Venture capitalists shop for bargains

With stocks sagging, they're buying more mature companies

April 04, 2003|By Julie Bell | Julie Bell,SUN STAFF

Venture capital firms, known for investing in young private companies, are buying into more mature and even publicly traded ones amid a depressed stock market that has made stakes in established companies more affordable.

The trend is particularly noticeable in the health care industry. Last week, for example, Baltimore-based Elder Health said it had raised $16 million in additional venture capital to geographically expand health insurance plans already operating in Maryland and Pennsylvania.

Last month, Baltimore-based New Enterprise Associates added $5 million to its investment in publicly traded Aradigm Corp., a Hayward, Calif., maker of medicine inhalers. And in January, Iomai Corp., a Gaithersburg company whose skin-patch technology for delivering vaccines is nearing final-stage clinical trials, raised $54 million in venture capital rather than trying to do an initial public offering of shares in a recalcitrant stock market.

"Currently, there is no market for an IPO," said Iomai Chief Executive Officer Stanley C. Erck. The market is far different than it was "three years ago, [when] companies went public without products in clinical trials."

The amount of venture capital invested has steadily declined nationally from a peak of $106.6 billion in 2000 to $21.2 billion last year, according to the latest MoneyTree Survey by PricewaterhouseCoopers, Venture Economics and the National Venture Capital Association. But the recent deals demonstrate that venture firms aren't just adjusting to the market downturn by slowing the pace at which they invest. They're also bargain-hunting.

For some firms, that means grabbing cheap stock in mature companies they hope they can quickly sell for a profit when the market comes back.

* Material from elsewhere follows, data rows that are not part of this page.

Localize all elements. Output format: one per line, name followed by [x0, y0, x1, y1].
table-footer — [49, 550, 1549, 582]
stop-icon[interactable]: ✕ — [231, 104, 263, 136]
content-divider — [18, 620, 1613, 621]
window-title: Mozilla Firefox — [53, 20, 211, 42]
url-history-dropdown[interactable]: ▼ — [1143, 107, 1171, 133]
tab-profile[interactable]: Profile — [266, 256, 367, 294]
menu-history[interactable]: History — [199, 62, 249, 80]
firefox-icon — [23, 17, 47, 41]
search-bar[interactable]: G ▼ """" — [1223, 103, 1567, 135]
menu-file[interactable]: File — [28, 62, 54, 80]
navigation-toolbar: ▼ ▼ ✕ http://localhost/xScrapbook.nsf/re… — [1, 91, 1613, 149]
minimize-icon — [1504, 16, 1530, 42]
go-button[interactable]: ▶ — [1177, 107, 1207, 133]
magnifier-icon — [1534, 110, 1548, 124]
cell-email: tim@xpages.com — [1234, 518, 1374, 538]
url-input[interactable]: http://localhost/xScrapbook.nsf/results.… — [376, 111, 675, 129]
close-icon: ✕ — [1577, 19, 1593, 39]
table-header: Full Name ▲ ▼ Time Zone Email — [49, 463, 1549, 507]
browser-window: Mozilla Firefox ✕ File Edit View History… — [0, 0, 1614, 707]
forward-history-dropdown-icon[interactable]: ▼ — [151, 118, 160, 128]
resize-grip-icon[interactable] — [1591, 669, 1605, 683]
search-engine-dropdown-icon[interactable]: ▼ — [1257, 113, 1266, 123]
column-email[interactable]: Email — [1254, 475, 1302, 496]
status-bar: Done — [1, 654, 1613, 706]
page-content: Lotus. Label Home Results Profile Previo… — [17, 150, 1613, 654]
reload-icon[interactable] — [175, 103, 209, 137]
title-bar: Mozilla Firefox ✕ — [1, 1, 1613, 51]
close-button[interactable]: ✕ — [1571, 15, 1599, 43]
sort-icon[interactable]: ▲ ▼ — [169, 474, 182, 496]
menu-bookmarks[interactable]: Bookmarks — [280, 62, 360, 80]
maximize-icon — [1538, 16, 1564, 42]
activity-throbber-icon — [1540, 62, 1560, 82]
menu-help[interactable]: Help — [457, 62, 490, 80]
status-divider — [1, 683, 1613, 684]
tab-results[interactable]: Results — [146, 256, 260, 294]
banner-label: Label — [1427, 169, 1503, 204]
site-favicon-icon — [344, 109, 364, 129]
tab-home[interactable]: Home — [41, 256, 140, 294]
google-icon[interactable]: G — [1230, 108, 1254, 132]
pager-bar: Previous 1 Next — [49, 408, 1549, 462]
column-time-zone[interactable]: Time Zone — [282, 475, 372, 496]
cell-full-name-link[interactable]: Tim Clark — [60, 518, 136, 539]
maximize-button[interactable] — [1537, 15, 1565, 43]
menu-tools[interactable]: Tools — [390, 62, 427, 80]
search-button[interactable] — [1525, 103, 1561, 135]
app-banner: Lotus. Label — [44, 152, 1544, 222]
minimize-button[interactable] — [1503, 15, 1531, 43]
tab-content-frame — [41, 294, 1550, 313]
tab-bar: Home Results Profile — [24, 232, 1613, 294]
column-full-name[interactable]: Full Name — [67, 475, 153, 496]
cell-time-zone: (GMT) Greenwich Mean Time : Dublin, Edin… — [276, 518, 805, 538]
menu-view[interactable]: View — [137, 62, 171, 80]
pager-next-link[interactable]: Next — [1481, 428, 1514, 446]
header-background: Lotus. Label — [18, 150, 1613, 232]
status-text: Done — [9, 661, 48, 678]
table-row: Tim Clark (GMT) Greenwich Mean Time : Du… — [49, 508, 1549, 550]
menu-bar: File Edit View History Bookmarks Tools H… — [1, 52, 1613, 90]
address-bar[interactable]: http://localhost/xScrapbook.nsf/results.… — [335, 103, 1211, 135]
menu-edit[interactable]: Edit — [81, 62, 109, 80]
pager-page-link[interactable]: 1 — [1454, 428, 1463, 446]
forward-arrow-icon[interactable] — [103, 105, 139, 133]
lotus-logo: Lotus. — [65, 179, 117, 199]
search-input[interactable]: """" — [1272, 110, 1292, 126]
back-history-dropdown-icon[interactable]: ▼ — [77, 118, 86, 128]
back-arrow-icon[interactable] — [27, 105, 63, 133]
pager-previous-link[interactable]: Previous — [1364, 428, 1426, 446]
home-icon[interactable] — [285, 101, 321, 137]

For others, it means concentrating on deals in sectors that are out of favor but expected to rebound.

"In the height of the bubble, when technology stocks were soaring, we were selling our technology businesses and investing in traditional businesses," said Frank A. Adams, managing general partner of Timonium-based Grotech Capital Group. "Now it's the other way around: We're selling our traditional businesses and buying technology businesses."

Grotech, for example, purchased the Long John Silver and A&W restaurant chains for a total of about $30 million during the technology boom in 1999 and sold them last year for about $300 million. It also plowed $60 million into four young companies in the depressed telecommunications sector last year with the expectation it will bounce back.

Tom Salemi, editor of Venture Capital Analyst/Health Care, said venture firm investment in public companies is "getting more common," though venture funds traditionally promise they won't invest more than 20 percent of their funds in publicly traded stocks.

"V.C.s are wondering, why invest in a private company for $2 a share when I can get a public company for $2 a share?" he said, noting that the firms can more easily sell shares that are already public.

But with the public markets impossible to tap for initial public offerings, young companies are forced to take venture capitalists' terms or go without. The private financiers calculate the price of a private company based on the market capitalization of similar publicly traded ones -- which are currently depressed.

Erck of Iomai declined to discuss terms of his company's deal. But he acknowledged that he had to accept less per share than he would have several years ago -- presuming the company had been at an identical stage of development -- in order to raise the same amount of money.

The low price encouraged Rockville venture firm Emerging Technology Partners, which raised its $40 million fund in 2003, said general partner Wei-Wu He. "There are probably later-stage deals for our size fund we would not have touched," he said. Now, he said, "our little amount of money can make an impact."

Venture capitalists valued Elder Health at more than $50 million when it raised money three years ago, CEO Michael R. Steele acknowledged. Now, he said the profitable company is considered to be worth $26 million, even though it just expanded into Pennsylvania.

"It's hard to raise money," Steele said, adding that the company went ahead because it needed to meet regulatory requirements for cash reserves after its expansion into Pennsylvania and wanted additional cash to expand further. But he said the deal terms, which he didn't disclose, gave the company "money from smart, sophisticated investors with the ability to help us grow the company."

Nashville, Tenn., venture firms Coleman Swenson Booth Inc. and Salix Ventures both had previously invested in Elder Health when it was an earlier stage company, along with New Enterprise Associates.

Its latest fund-raising included $4.25 million from Conning Capital Partners of Hartford, Conn., which was attracted to the deal in part because it could get a significant chunk of the company for less, according to Conning partner Michael Aspinwall, an Elder Health board member.

"For us, it's a little bit later-stage investment," Aspinwall said, adding that he expects Conning to be able to get back money invested in Elder Health plus a profit in about four years.